Wie hier erneut deutlich wird, blieben auch die Propheten nicht von Prüfungen verschont, vielmehr wurden ihre Herzen mit den verschiedensten schrecklichen Heimsuchungen hinsichtlich ihres Gottvertrauens, ihrer Hingabe, ihrer Zufriedenheit mit der göttlichen Bestimmung, ihrer Gottesfurcht und ihrer Gottesliebe auf die Probe gestellt. Sie lebten in einem Zustand der Balance zwischen Furcht und Hoffnung und waren die von Allāh, dem Allmächtigen, bestimmten Führer auserwählter Völker, denen das Wohlgefallen Allāhs zuteil wurde. Auch wir sollten uns deshalb mit aller Kraft bemühen, in jeder Situation, ganz gleich ob wir komfortable Zeiten voller Weite und Leichtigkeit oder schwere Tage voller Bedrückung und Belastungen durchleben, ein Gleichgewicht zwischen Furcht und Hoffnung aufrecht zu erhalten.

O unser Herr, bewahre die Gemeinschaft der Muslime vor jeder Art von Übel, Heimsuchungen und Leid, vor Deinem Zorn und Deiner Strafe! Lass uns zu jenen Glücklichen zählen, die geduldig sind in Furcht und Hoffnung, in Sicherheit und Not! Schenke uns innere Harmonie und Herzensfrieden und verwandle diese Nächte der Finsternis voller Qual und Schwierigkeiten in lichtstrahlende Morgen voller Segen und Freude!

Āmīn!

 

[1] Al-Qahhār ist einer der 99 schönen Gottesnamen und bedeutet „der All-Bezwingende“.

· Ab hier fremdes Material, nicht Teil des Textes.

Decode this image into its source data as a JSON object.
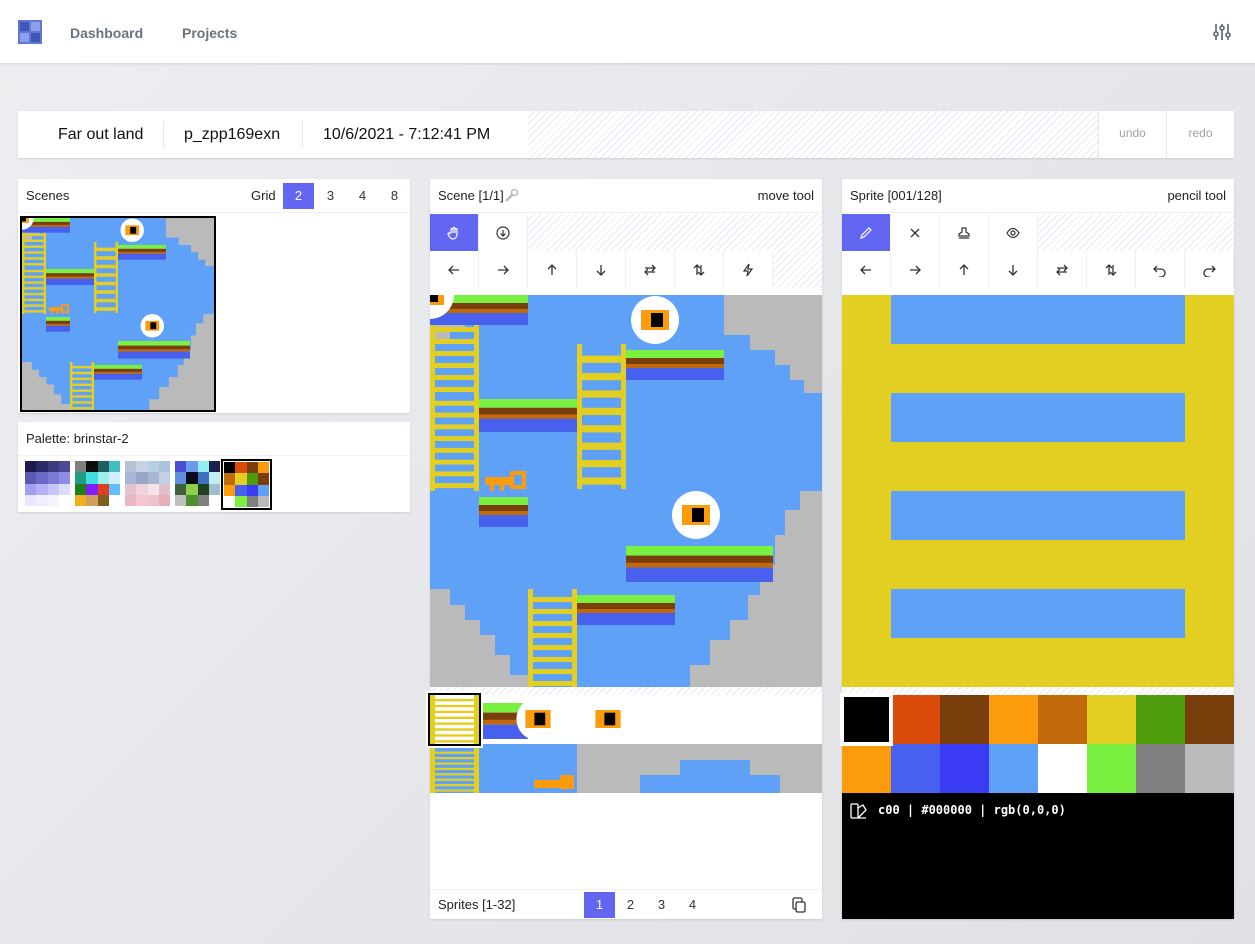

[2] Dieser Text stammt aus der Zeit kurz nach dem verheerenden Erdbeben in der Türkei im August 1999, das nach offiziellen Angaben 17.480 Menschenleben kostete.

[3] Vom Autor zitiert aus Ahmet Ziyaeddin Gümüşhanevis Ramūz’ül-Ehādīs.

[4] Ebenda

[5] Kalīm Allāh, wörtlich: „der, zu dem Allāh spricht“, ist der Ehrenname des Propheten Mūsā – Friede sei auf ihm.

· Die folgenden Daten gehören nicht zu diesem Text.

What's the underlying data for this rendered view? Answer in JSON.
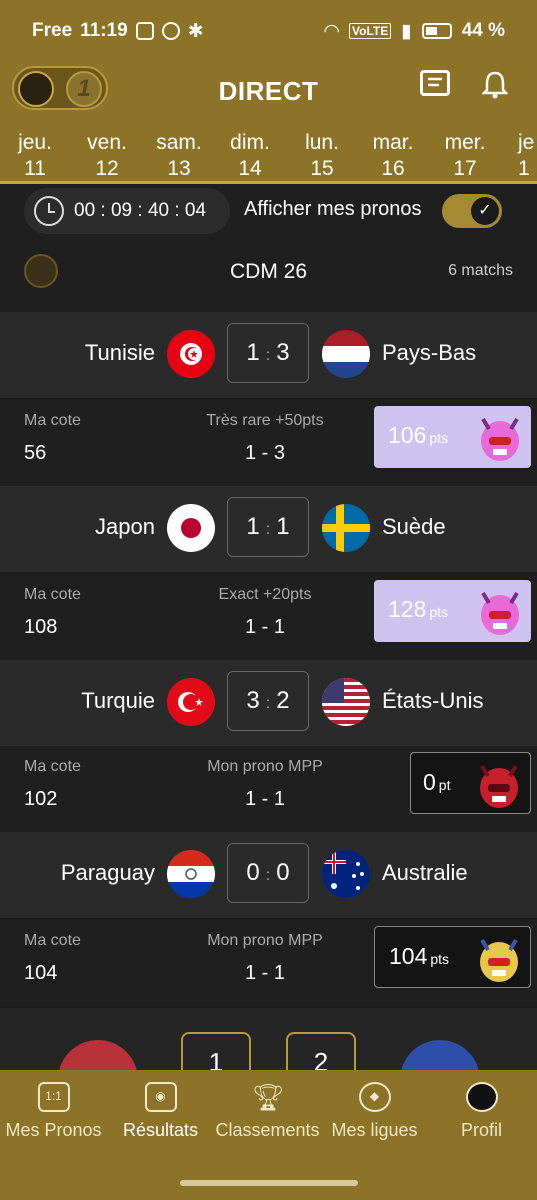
{
  "status_bar": {
    "carrier": "Free",
    "time": "11:19",
    "battery": "44 %"
  },
  "app_bar": {
    "title": "DIRECT",
    "logo_secondary_text": "1",
    "icons": [
      "message-icon",
      "bell-icon"
    ]
  },
  "days": [
    {
      "name": "jeu.",
      "num": "11"
    },
    {
      "name": "ven.",
      "num": "12"
    },
    {
      "name": "sam.",
      "num": "13"
    },
    {
      "name": "dim.",
      "num": "14"
    },
    {
      "name": "lun.",
      "num": "15"
    },
    {
      "name": "mar.",
      "num": "16"
    },
    {
      "name": "mer.",
      "num": "17"
    },
    {
      "name": "je",
      "num": "1"
    }
  ],
  "timer": {
    "value": "00 : 09 : 40 : 04"
  },
  "toggle": {
    "label": "Afficher mes pronos",
    "on": true
  },
  "competition": {
    "name": "CDM 26",
    "count": "6 matchs"
  },
  "matches": [
    {
      "home": "Tunisie",
      "away": "Pays-Bas",
      "home_score": "1",
      "away_score": "3",
      "sep": ":",
      "cote_label": "Ma cote",
      "cote_value": "56",
      "result_label": "Très rare +50pts",
      "prono": "1 - 3",
      "points": "106",
      "points_unit": "pts",
      "style": "light"
    },
    {
      "home": "Japon",
      "away": "Suède",
      "home_score": "1",
      "away_score": "1",
      "sep": ":",
      "cote_label": "Ma cote",
      "cote_value": "108",
      "result_label": "Exact +20pts",
      "prono": "1 - 1",
      "points": "128",
      "points_unit": "pts",
      "style": "light"
    },
    {
      "home": "Turquie",
      "away": "États-Unis",
      "home_score": "3",
      "away_score": "2",
      "sep": ":",
      "cote_label": "Ma cote",
      "cote_value": "102",
      "result_label": "Mon prono MPP",
      "prono": "1 - 1",
      "points": "0",
      "points_unit": "pt",
      "style": "dark"
    },
    {
      "home": "Paraguay",
      "away": "Australie",
      "home_score": "0",
      "away_score": "0",
      "sep": ":",
      "cote_label": "Ma cote",
      "cote_value": "104",
      "result_label": "Mon prono MPP",
      "prono": "1 - 1",
      "points": "104",
      "points_unit": "pts",
      "style": "dark"
    }
  ],
  "peek_match": {
    "home_score": "1",
    "away_score": "2"
  },
  "nav": [
    {
      "label": "Mes Pronos",
      "icon_text": "1:1"
    },
    {
      "label": "Résultats",
      "icon_text": "",
      "active": true
    },
    {
      "label": "Classements",
      "icon_text": ""
    },
    {
      "label": "Mes ligues",
      "icon_text": ""
    },
    {
      "label": "Profil",
      "icon_text": ""
    }
  ],
  "colors": {
    "gold": "#8c7328",
    "gold_light": "#c9a84a",
    "bg": "#1a1a1a",
    "card": "#2a2a2a",
    "lavender": "#cdc3ee"
  }
}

[6] Vom Autor zitiert aus Ahmet Ziyaeddin Gümüşhanevis Ramūz’ül-Ehādīs.

[7] Im Jahr 1995 verwüstete ein Erdbeben der Stärke 6.9 die vermeintlich erdbebensichere südjapanische Stadt Kobe.

[8] Vom Autor zitiert aus Ahmet Ziyaeddin Gümüşhanevis Ramūz’ül-Ehādīs.